Windows IRL #3 – Scott's Blog

from Craig Hettich/The New York Times video

Today, the largest IT outage in history hit the Windows operating system when a Crowdstrike patch caused reboots to fail. Catastrophic. While this is not directly Microsoft‘s fault, it does show the frailties in our every-increasing digital world.

As a technologists, I’ve always been leery of convenience and like to control if/when I make changes to the system, trying to the best of my ability to understand impact. It’s increasingly difficult to ferret out details as the overall complexity increases, but I do avoid being the first one to upgrade to see if anyone reports problems.

But how did we get here?

In the beginning….

….updating Windows was often a manual task as the operating system had no built-in way to update itself or installed applications. Even though commercial third-party tools attempted to fill the gap, certain use cases still required corporate IT administrators to manual apply updates to computers and servers. Home users had no other choice than to download and install themselves, and hope that everything worked; many, however, never updated and their computer became increasingly out-of-date, sometimes so far so that a reinstall might be the only solution.

Anyone with a lick of technical experienced complained about the lack of a unified package manager, such as apt, yum, Home Brew, etc.

Then Automated Updates arrived…

…and updating your computer or server became much easier. Organizations often ran a local Software Update Service instance to better control what got deployed. A former employer had quarterly meetings to discuss updates to roll-out generally, updates to test, updates to reject. Windows Update agents would reach out to a local or global SUS instance to download whatever, home users had less control but – if I remember correctly – could reject updates, which was useful when you heard about something breaking.

Patch Tuesday Transitioned From Exception to Expected …

Patch Tuesday originally appeared very innocuous, small fixes that many users might not even notice – other than a system reboot – but evolved into something bigger as security concerns moved to the forefront. Users and administrators have become inured to the updates being applied. You often can’t stop them, especially when a zero-day exploit is known or seen in the wild.
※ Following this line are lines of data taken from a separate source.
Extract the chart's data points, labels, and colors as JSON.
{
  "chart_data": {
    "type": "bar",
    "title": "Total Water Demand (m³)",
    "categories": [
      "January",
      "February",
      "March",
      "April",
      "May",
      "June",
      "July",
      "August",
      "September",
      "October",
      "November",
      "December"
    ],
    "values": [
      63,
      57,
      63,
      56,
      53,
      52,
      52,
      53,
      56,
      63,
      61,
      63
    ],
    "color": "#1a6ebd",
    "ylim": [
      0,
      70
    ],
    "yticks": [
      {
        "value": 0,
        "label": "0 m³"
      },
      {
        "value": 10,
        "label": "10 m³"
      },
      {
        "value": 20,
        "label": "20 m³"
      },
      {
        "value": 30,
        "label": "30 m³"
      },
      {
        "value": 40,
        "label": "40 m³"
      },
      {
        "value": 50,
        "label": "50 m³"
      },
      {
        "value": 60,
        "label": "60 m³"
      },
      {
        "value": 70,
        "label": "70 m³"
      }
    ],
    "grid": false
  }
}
Microsoft is using the same mechanism to forcibly update Windows versions when end-of-support approaches – without asking for permission – potentially breaking applications that aren’t available on the updated version.

And now?!?

As anyone who knows me knows, I have been anti-Microsoft, anti-Windows for ~~years~~ decades, so this just further confirms my feelings. I expect organizations to ratchet back their update cycle and attempt to take more control than – obviously – is in place today, though inevitably circumstances might require raw acceptance of an update. I fully expect US and EU investigations, Microsoft and Crowdstrike representatives called in to both explain and to be raked over the coals. I still expect to hear of at least one death caused by the outage. Major major major, and very scary all at the same time. Despite its size, I wonder if Crowdstrike survives.